Start here: https://xisra.com/tools — sidebar lists everything; you can collapse it if you want more room.
JSON Editor
https://xisra.com/tools/json-editor
- What it does: Edit JSON as text, poke around in a tree-style workspace, and see when the document is invalid before you waste a deploy.
- How I use it: Paste an API response or config, format it, trim fields, copy the result.

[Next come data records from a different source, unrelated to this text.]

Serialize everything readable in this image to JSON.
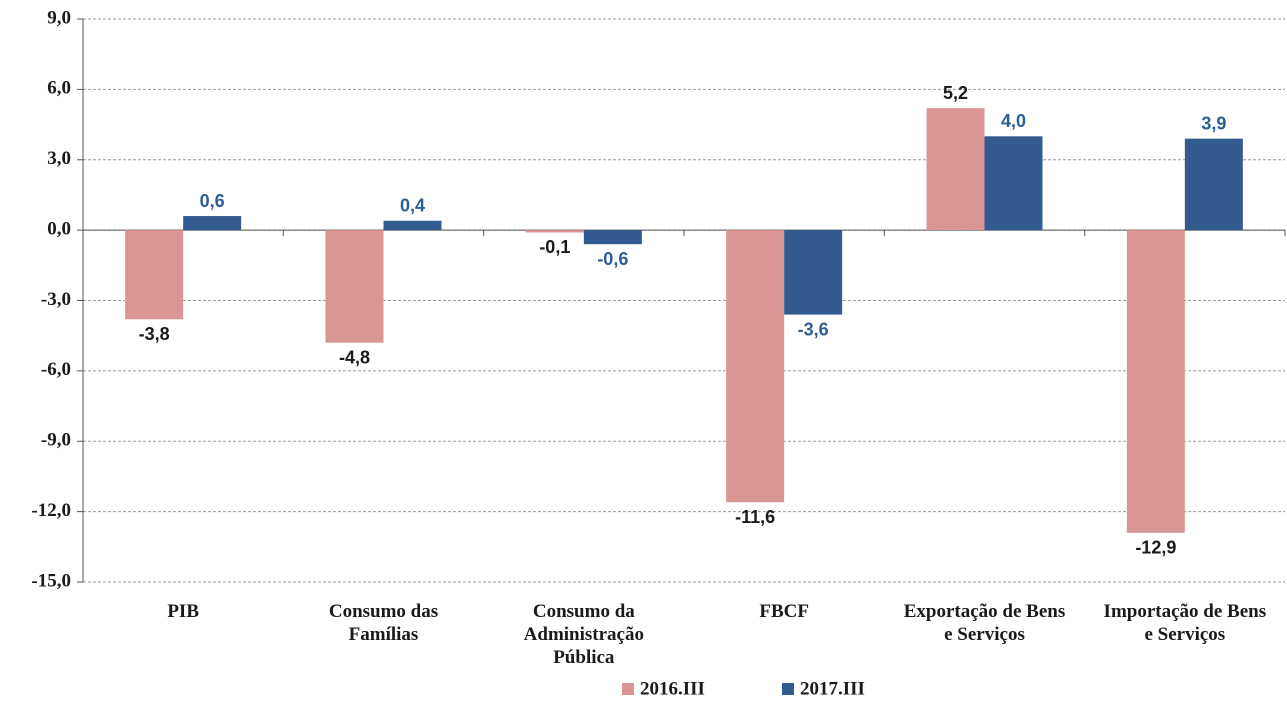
{
  "chart_data": {
    "type": "bar",
    "categories": [
      "PIB",
      "Consumo das Famílias",
      "Consumo da Administração Pública",
      "FBCF",
      "Exportação de Bens e Serviços",
      "Importação de Bens e Serviços"
    ],
    "series": [
      {
        "name": "2016.III",
        "color": "#d99694",
        "label_color": "#1a1a1a",
        "values": [
          -3.8,
          -4.8,
          -0.1,
          -11.6,
          5.2,
          -12.9
        ],
        "value_labels": [
          "-3,8",
          "-4,8",
          "-0,1",
          "-11,6",
          "5,2",
          "-12,9"
        ]
      },
      {
        "name": "2017.III",
        "color": "#335b8f",
        "label_color": "#2e5d96",
        "values": [
          0.6,
          0.4,
          -0.6,
          -3.6,
          4.0,
          3.9
        ],
        "value_labels": [
          "0,6",
          "0,4",
          "-0,6",
          "-3,6",
          "4,0",
          "3,9"
        ]
      }
    ],
    "ylim": [
      -15,
      9
    ],
    "yticks": [
      {
        "value": -15,
        "label": "-15,0"
      },
      {
        "value": -12,
        "label": "-12,0"
      },
      {
        "value": -9,
        "label": "-9,0"
      },
      {
        "value": -6,
        "label": "-6,0"
      },
      {
        "value": -3,
        "label": "-3,0"
      },
      {
        "value": 0,
        "label": "0,0"
      },
      {
        "value": 3,
        "label": "3,0"
      },
      {
        "value": 6,
        "label": "6,0"
      },
      {
        "value": 9,
        "label": "9,0"
      }
    ],
    "grid": true,
    "legend": "bottom"
  }
}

Save named snippets (with tags) when I know I’ll need the same shape again — drafts stick around in the browser after refresh.
- Common uses: Debugging payloads, cleaning up fixtures, comparing structures, keeping a scratch JSON pad that doesn’t live in a repo.
Converter
Two views under the same tool:
Encode / decode
https://xisra.com/tools/converter
- What it does: Switch between Base64 and URL encoding. Encode or decode what’s in the main text area, copy the result, and optionally drop an image file (or drag it in) to turn it into a Base64 data URL for emails, inline HTML, or quick tests.

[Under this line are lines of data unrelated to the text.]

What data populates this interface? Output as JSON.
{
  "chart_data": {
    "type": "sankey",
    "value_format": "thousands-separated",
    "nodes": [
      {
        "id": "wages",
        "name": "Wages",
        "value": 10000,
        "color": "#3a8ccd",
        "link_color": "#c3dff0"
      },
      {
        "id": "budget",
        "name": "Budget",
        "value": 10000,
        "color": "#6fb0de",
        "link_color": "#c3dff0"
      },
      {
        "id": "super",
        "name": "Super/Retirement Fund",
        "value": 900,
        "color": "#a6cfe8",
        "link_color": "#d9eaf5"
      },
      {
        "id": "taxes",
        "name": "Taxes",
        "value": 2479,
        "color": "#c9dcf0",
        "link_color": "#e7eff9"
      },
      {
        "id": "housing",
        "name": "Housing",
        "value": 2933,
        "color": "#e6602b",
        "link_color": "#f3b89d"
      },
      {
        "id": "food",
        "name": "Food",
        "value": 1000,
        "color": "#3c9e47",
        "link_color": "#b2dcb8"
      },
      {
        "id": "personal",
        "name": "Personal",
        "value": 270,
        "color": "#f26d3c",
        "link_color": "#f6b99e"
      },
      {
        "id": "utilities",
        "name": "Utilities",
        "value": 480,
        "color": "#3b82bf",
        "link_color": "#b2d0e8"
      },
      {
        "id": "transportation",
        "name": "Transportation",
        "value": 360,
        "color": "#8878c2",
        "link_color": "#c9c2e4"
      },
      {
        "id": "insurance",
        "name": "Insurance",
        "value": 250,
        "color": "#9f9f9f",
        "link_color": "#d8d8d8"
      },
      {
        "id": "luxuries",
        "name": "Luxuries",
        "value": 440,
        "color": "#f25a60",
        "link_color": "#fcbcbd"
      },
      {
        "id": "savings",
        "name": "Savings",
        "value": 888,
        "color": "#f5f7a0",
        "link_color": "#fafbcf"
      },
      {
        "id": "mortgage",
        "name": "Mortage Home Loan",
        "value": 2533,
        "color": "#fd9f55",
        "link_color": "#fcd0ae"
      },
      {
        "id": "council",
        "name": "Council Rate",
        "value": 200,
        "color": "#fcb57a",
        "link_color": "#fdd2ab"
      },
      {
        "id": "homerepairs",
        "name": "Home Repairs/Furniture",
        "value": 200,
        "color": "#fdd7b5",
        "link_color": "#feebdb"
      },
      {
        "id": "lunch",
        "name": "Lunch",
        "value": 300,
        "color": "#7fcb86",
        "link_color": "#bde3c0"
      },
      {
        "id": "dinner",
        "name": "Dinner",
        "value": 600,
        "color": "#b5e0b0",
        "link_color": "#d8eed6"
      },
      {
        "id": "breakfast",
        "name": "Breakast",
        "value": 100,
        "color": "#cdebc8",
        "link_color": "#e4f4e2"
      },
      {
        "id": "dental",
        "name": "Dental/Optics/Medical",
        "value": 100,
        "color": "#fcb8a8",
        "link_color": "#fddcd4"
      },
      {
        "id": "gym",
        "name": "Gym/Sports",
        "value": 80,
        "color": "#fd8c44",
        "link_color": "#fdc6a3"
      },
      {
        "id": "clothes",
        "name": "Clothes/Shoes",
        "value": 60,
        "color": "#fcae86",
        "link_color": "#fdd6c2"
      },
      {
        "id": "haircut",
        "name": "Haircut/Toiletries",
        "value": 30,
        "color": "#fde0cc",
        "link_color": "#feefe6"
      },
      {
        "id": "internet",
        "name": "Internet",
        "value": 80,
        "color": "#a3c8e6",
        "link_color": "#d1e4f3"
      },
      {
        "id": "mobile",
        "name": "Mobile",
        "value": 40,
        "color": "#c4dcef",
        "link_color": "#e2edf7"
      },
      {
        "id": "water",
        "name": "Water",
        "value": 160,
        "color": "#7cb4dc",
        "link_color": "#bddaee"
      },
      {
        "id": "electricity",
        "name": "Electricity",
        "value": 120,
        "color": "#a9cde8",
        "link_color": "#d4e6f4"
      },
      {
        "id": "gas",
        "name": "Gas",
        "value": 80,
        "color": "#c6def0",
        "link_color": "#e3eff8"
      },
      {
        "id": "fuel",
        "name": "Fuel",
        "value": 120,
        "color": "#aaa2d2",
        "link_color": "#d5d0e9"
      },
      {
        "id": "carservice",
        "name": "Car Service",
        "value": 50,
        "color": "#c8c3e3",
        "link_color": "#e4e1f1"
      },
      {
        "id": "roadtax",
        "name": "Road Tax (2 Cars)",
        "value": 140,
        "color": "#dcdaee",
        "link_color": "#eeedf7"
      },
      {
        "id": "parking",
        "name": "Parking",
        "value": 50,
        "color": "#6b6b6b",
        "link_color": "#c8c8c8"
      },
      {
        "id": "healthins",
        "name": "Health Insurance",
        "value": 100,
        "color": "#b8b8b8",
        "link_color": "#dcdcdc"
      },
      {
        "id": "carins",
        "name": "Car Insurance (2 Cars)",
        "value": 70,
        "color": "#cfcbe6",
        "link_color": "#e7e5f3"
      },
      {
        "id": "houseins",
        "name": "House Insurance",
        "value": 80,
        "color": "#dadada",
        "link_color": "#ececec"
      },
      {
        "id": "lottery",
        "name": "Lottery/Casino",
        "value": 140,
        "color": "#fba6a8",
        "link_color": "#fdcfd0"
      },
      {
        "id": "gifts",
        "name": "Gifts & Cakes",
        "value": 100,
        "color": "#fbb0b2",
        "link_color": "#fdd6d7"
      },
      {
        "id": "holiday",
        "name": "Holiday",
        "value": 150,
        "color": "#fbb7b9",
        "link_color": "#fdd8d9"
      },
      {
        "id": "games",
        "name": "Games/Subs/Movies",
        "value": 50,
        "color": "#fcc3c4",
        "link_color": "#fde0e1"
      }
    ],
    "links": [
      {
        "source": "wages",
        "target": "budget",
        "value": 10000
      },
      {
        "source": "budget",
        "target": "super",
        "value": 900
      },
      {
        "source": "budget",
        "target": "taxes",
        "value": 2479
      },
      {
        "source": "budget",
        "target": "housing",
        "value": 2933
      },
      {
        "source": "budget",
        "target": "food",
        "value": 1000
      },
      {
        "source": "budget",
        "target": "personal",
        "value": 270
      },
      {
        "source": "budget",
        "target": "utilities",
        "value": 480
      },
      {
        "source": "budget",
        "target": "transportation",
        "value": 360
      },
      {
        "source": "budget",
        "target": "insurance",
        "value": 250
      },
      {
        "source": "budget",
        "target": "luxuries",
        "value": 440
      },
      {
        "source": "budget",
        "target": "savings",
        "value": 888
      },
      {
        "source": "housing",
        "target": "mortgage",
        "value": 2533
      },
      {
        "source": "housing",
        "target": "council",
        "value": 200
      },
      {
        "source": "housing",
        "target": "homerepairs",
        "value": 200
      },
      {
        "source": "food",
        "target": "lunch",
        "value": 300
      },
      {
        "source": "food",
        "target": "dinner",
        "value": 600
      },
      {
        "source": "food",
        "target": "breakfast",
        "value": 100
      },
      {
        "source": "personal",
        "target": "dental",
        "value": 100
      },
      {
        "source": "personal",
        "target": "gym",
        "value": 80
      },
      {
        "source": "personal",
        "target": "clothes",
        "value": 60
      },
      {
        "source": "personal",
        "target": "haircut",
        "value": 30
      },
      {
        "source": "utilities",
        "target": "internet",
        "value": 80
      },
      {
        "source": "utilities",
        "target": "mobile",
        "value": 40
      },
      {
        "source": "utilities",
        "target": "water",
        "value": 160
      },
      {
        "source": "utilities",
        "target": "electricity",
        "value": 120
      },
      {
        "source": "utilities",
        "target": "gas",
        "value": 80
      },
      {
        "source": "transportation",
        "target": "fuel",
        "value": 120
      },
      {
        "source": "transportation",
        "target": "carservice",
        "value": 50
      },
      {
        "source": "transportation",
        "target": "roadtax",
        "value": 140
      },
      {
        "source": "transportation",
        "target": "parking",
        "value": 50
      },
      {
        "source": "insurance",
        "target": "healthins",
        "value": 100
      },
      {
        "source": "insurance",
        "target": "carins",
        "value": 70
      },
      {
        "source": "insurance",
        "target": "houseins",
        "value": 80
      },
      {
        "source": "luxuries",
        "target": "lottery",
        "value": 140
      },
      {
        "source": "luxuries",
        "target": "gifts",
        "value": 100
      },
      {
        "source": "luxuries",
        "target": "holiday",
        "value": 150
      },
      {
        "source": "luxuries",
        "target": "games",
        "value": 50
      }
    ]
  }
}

- How I use it: Flip mode in the header, run encode/decode, copy. If I pasted a
data:...;base64,...URL, decode still behaves sensibly for the payload part. - Common uses: Query strings, safe text for transports, embedding tiny images, unpacking something a log or error message dumped as Base64.
Chunk encode / decode
https://xisra.com/tools/converter/chunks
- What it does: Split a large file into downloadable part 1 of N slices (text files get split on UTF-8 boundaries so you don’t tear multibyte characters; binary is split by raw size). Or load many parts at once and merge them back, with optional preview when the merged bytes look like an image.
- How I use it: Pick a chunk size (slider), split, download the parts; on the other side, select all part files, merge, download the restored file.

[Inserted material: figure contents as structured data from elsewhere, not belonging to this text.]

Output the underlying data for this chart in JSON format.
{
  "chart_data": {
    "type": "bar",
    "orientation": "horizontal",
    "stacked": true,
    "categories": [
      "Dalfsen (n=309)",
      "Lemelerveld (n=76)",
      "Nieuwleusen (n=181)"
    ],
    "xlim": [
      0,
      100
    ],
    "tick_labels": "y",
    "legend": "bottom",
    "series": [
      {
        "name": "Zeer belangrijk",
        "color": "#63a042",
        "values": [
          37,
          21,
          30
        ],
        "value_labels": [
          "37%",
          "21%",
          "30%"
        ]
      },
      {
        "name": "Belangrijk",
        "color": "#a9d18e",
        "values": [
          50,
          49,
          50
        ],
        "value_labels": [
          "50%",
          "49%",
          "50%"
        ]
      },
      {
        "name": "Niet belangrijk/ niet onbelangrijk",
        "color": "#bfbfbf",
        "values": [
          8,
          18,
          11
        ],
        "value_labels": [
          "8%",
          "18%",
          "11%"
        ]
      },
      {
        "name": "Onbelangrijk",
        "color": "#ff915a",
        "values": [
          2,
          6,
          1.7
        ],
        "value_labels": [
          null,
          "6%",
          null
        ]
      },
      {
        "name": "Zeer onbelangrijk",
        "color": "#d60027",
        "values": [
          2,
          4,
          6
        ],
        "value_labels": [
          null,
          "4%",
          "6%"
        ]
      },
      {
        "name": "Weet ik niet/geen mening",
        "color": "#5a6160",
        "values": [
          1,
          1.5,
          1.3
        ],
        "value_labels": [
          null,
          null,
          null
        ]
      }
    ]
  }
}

- Common uses: Getting under upload limits, sharing a blob through channels that cap attachment size, sanity-checking that chunked uploads/downloads reassemble cleanly.
Random Keys
All categories on one page
https://xisra.com/tools/randomkeys
- What it does: Generates batches of memorable word-style strings, strong / Fort Knox passwords, alphanumeric strings, UUIDs, and API-key-shaped strings. Click a row to copy, or copy a whole category. Regenerate spins a fresh set; with focus outside any field, R triggers regenerate too.
- How I use it: Open once, copy what I need, close the tab.
- Common uses: Local dev secrets, test users, IDs for fixtures, placeholder keys in docs (never production secrets you care about unless you know what you’re doing).
Password generator
https://xisra.com/tools/randomkeys/password
- What it does: Focused password UI with length and character-class toggles, plus optional checks against known breached passwords (so you get a nudge if you picked something that’s shown up in public dumps).
- Common uses: Human-facing passwords, demo accounts, rotating a login you’re about to paste into a password manager.
JWT secret helper
https://xisra.com/tools/randomkeys/jwt-secret
- What it does: Generates a secret sized for signing JWTs, shows a ready-to-paste env-style line, and offers short usage snippets for a few languages so you’re not guessing import syntax at 1am.
- Common uses: New service bootstrap, rotating signing keys in dev/staging, copying the exact env var shape your stack expects.